File
The File origin reads data from files in Hadoop Distributed File System (HDFS) or a local file system. Every file must be fully written, include data of the same supported format, and use the same schema.
The File origin reads from HDFS using connection information stored in a Hadoop configuration file.
When reading multiple files in a batch, the origin reads the oldest file first. Upon successfully reading a file, the origin can delete the file, move it to an archive directory, or leave it in the directory.
When the pipeline stops, the origin notes the last-modified timestamp of the last file that it processed and stores it as an offset. When the pipeline starts again, the origin continues processing from the last-saved offset by default. When needed, you can reset pipeline offsets to process all available files.

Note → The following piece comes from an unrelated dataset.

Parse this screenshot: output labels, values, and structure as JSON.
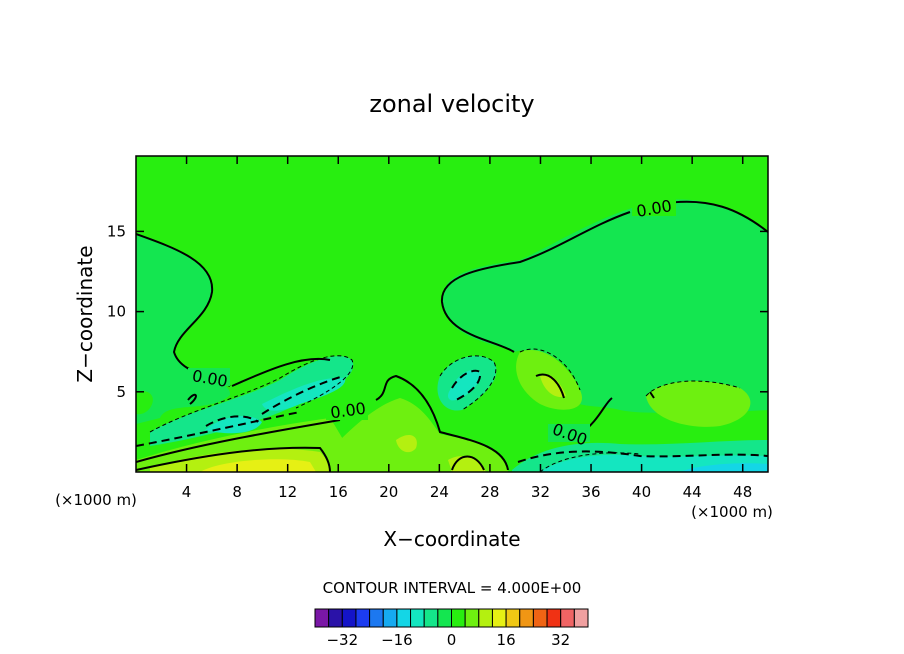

When you configure the File origin, you specify the directory path to use and a name pattern for the files to read. The origin reads the files with matching names in the specified directory and its subdirectories. You can also configure a file name pattern for a subset of files to exclude from processing. You specify the data format of the data, related data format properties, and how to process successfully read files. When needed, you can define a maximum number of files to read in a batch.
You select the data format of the data and configure related properties. When processing delimited or JSON data, you can define a custom schema for reading the data and configure related properties.
You can also specify HDFS configuration properties for a HDFS-compatible system. Any specified properties override those defined in the Hadoop configuration file.
You can configure the origin to load data only once and cache the data for reuse throughout the pipeline run. Or, you can configure the origin to cache each batch of data so the data can be passed to multiple downstream batches efficiently. You can also configure the origin to skip tracking offsets, which enables reading the entire data set each time you start the pipeline.